Congress has never statutorily authorized the creation, maintenance, use, or dissemination of the Terrorist Screening Dataset, its subsets like the Selectee List and No Fly List, the Quiet Skies and Silent Partner systems, or any other rules-based terrorist targeting lists.
WHEREFORE, Plaintiffs requests this Honorable Court grant declaratory and injunctive relief….
The complaint includes a depressingly thorough, detailed, and diverse litany of incidents of interference with normal life, especially with normal travel.
One US citizen plaintiff now abroad has been effectively exiled because the US government won’t allow any airline to transport him back to the US from overseas.

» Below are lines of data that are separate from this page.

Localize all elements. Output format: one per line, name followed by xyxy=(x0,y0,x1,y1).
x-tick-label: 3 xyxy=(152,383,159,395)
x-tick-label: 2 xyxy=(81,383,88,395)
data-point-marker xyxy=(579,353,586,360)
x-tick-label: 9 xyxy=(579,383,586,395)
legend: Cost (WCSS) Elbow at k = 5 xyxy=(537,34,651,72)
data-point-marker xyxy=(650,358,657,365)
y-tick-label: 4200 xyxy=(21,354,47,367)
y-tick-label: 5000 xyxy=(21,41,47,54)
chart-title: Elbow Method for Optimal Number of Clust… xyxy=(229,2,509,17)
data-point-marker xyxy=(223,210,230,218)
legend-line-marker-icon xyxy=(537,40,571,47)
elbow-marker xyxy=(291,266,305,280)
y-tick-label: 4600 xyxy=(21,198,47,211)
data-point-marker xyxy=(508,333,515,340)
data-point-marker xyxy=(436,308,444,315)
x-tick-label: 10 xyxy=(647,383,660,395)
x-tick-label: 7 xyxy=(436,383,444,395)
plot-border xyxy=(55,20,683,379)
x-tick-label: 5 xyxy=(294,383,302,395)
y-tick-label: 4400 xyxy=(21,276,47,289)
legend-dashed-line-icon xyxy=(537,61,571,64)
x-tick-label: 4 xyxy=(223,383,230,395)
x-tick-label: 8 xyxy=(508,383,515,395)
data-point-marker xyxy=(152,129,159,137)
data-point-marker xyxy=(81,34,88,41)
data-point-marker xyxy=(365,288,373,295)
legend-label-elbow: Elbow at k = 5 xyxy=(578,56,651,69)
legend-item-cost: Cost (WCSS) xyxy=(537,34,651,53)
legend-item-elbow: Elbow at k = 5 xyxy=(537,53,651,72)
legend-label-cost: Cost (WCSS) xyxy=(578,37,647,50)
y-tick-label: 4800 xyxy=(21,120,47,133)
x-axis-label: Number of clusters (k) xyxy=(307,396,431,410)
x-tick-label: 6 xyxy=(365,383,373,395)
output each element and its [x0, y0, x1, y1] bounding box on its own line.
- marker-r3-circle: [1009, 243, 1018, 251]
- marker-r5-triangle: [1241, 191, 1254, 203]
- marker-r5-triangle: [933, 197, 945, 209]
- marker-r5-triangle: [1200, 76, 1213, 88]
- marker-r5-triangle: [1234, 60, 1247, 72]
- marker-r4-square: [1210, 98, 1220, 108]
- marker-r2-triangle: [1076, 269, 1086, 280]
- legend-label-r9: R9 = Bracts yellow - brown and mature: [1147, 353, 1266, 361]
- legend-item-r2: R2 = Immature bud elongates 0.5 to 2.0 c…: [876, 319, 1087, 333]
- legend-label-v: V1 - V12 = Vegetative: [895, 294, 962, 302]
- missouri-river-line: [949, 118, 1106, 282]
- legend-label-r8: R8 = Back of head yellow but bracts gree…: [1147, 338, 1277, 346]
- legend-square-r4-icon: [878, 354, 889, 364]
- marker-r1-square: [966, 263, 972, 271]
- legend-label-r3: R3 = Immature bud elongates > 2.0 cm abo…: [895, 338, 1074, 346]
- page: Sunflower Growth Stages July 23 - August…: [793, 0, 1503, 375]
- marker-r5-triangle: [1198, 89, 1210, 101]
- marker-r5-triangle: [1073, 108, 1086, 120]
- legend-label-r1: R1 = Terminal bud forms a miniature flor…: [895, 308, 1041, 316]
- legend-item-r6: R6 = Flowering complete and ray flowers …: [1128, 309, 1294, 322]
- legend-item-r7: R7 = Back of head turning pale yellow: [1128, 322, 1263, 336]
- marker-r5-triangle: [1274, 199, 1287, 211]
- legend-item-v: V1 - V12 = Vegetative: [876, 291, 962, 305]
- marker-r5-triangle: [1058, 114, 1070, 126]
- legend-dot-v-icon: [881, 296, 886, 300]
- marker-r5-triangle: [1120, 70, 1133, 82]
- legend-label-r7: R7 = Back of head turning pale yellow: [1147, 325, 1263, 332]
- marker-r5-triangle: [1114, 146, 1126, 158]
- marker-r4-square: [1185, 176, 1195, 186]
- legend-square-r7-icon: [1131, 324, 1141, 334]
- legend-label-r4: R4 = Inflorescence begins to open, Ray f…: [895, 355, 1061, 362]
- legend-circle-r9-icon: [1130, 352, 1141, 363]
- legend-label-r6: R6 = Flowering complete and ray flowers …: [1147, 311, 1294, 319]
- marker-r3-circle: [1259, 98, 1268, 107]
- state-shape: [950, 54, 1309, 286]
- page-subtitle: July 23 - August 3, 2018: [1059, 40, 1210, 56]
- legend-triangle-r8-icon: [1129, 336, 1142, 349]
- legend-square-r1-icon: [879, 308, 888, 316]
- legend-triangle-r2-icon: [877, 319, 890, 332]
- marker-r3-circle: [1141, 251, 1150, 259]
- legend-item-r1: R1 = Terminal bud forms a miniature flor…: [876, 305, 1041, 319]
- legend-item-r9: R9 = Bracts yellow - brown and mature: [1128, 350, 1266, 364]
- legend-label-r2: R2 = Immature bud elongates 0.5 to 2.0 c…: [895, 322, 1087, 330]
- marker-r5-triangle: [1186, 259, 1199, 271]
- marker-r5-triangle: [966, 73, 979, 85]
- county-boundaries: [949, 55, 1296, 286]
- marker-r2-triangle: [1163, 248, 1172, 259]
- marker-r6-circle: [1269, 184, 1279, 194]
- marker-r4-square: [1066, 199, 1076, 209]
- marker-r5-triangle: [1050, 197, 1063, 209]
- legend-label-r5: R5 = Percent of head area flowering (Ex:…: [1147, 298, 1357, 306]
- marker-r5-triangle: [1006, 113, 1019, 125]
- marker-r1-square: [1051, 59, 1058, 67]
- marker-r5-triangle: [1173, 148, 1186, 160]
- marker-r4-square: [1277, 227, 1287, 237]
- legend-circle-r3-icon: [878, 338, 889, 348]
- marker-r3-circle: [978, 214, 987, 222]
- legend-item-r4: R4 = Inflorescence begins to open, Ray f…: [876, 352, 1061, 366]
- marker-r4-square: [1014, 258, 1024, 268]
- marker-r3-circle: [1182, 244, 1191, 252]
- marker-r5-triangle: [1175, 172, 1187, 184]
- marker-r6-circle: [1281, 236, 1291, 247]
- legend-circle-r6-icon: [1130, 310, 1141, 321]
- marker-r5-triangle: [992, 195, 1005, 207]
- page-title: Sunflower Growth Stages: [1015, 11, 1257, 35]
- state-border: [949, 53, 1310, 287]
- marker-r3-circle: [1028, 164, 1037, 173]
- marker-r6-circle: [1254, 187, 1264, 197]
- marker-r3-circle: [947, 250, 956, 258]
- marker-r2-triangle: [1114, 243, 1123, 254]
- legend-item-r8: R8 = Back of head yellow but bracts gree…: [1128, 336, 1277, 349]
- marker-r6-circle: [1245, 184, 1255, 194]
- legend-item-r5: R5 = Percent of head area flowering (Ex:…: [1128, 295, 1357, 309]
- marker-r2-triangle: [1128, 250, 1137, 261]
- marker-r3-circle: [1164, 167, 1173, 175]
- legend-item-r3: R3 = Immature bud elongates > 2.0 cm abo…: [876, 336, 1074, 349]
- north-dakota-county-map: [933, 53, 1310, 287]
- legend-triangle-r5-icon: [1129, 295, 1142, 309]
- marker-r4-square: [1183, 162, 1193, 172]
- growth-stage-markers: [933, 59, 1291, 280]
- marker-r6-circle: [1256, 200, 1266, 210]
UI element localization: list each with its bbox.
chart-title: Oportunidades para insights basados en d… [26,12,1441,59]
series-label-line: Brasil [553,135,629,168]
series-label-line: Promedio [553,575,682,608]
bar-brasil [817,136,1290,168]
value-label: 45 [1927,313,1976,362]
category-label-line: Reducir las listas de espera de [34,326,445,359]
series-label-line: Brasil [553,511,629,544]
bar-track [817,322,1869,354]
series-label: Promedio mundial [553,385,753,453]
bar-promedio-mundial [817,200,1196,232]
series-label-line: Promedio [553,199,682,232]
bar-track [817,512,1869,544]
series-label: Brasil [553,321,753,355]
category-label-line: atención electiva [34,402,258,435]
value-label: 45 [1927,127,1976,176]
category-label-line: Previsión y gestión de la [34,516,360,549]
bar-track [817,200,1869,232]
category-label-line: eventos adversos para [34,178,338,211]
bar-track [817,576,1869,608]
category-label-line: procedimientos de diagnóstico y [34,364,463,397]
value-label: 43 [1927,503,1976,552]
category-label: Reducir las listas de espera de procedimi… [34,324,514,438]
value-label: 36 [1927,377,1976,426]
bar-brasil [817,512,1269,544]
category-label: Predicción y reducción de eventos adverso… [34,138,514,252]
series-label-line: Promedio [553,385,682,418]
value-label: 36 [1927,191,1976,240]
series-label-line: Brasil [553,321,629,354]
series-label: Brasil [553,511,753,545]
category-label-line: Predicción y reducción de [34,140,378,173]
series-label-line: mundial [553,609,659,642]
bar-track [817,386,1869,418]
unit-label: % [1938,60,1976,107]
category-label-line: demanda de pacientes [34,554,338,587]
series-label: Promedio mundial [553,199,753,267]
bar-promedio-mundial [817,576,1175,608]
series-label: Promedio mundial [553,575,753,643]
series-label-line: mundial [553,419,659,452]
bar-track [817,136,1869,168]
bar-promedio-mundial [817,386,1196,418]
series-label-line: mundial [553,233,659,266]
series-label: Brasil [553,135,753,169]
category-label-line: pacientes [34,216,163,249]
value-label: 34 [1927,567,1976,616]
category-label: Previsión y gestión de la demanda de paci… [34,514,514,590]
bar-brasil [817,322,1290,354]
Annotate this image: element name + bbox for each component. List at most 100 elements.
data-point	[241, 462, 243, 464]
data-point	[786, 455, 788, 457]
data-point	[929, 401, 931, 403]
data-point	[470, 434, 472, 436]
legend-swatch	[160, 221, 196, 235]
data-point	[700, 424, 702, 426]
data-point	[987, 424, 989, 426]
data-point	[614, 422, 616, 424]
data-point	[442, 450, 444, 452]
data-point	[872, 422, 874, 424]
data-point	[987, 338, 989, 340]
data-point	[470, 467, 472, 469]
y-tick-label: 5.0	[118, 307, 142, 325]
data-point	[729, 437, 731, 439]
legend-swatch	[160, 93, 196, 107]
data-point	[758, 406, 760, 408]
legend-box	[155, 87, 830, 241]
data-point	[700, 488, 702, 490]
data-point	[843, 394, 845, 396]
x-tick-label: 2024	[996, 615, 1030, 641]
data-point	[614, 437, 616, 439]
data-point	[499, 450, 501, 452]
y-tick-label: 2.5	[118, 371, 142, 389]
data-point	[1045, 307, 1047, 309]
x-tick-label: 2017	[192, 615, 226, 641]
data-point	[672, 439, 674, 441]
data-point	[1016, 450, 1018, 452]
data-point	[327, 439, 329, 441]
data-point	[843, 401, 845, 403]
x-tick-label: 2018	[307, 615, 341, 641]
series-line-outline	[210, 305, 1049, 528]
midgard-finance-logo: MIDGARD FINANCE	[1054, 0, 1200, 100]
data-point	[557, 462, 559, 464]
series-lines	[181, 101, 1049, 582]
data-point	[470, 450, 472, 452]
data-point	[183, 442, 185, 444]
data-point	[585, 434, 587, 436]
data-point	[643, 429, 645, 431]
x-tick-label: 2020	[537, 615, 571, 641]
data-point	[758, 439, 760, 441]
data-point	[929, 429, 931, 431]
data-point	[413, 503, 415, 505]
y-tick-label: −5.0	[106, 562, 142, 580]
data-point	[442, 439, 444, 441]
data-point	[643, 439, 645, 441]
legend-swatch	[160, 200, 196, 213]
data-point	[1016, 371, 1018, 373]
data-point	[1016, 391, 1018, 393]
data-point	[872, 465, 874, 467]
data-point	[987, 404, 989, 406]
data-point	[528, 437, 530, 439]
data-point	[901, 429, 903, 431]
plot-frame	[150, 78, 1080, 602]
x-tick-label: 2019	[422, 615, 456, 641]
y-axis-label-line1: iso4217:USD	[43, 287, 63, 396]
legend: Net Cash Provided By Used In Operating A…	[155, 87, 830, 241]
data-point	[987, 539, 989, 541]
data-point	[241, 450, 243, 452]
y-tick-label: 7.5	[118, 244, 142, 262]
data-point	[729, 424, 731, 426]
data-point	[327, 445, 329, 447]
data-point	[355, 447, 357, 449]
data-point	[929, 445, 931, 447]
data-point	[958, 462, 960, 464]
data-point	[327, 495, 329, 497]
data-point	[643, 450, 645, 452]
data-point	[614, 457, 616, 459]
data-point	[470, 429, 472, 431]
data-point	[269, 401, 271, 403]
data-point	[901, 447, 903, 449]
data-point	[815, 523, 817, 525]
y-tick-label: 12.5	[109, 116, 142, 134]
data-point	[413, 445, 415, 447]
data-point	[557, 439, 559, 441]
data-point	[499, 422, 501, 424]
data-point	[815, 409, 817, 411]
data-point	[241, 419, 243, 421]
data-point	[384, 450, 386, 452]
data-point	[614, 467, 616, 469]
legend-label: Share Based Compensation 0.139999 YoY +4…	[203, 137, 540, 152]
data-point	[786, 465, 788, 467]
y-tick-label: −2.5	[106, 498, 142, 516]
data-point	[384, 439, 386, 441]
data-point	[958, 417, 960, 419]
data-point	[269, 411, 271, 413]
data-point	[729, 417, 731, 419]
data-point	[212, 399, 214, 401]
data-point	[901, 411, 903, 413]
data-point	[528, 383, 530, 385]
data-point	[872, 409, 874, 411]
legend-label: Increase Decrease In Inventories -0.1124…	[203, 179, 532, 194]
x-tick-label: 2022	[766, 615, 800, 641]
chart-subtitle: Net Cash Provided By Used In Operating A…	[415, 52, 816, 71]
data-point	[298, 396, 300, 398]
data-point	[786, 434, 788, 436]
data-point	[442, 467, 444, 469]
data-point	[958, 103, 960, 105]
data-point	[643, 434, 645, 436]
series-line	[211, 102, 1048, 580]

The effects of blacklisting can last for life. Because the US government continues to stigmatize “formerly” blacklisted individuals and flag them to its own agents and third parties including foreign governments, some of the plaintiffs continue to suffer these consequences despite having purportedly been “removed” from US “watchlists”.
Because the US government’s blacklisting algorithms incorporate explicit guilt-by-association criteria, some plaintiffs have had their friends, family members, and colleagues targeted for adverse treatment solely on the basis of having “associated” (an act protected by the First Amendment to the Constitution) with a blacklisted person.
As the complaint explains:
[B]ecause Defendants consider being a relative, friend, colleague, or fellow community member of a TSDS [Terrorist Screening Dataset] Listee “derogatory information” supporting placement on the watchlist, Muslim communities are subjected to rapidly-unfolding network effects once one member is watchlisted. One nomination, even if grounded in probable cause or a preexisting criminal conviction, can quickly spiral into Defendants classifying nearly every member of an extended family or community mosque as a suspected terrorist.
A similar lawsuit, also brought by CAIR, led a Federal District Court judge in Virginia to rule in 2019 that the Federal blacklisting system was unconstitutional. But that ruling was overturned in 2021 in a strikingly poorly-reasoned opinion by the 4th Circuit Court of Appeals.
The new lawsuit has been brought in a different circuit (the 1st Circuit), and the new complaint includes more recent information — including the disclosure of the no-fly and “selectee” lists — and arguments to bolster the case and counter the claims made by the 4th Circuit judges.
Lawsuits like this take years to be resolved, but we’ll be watching this one closely.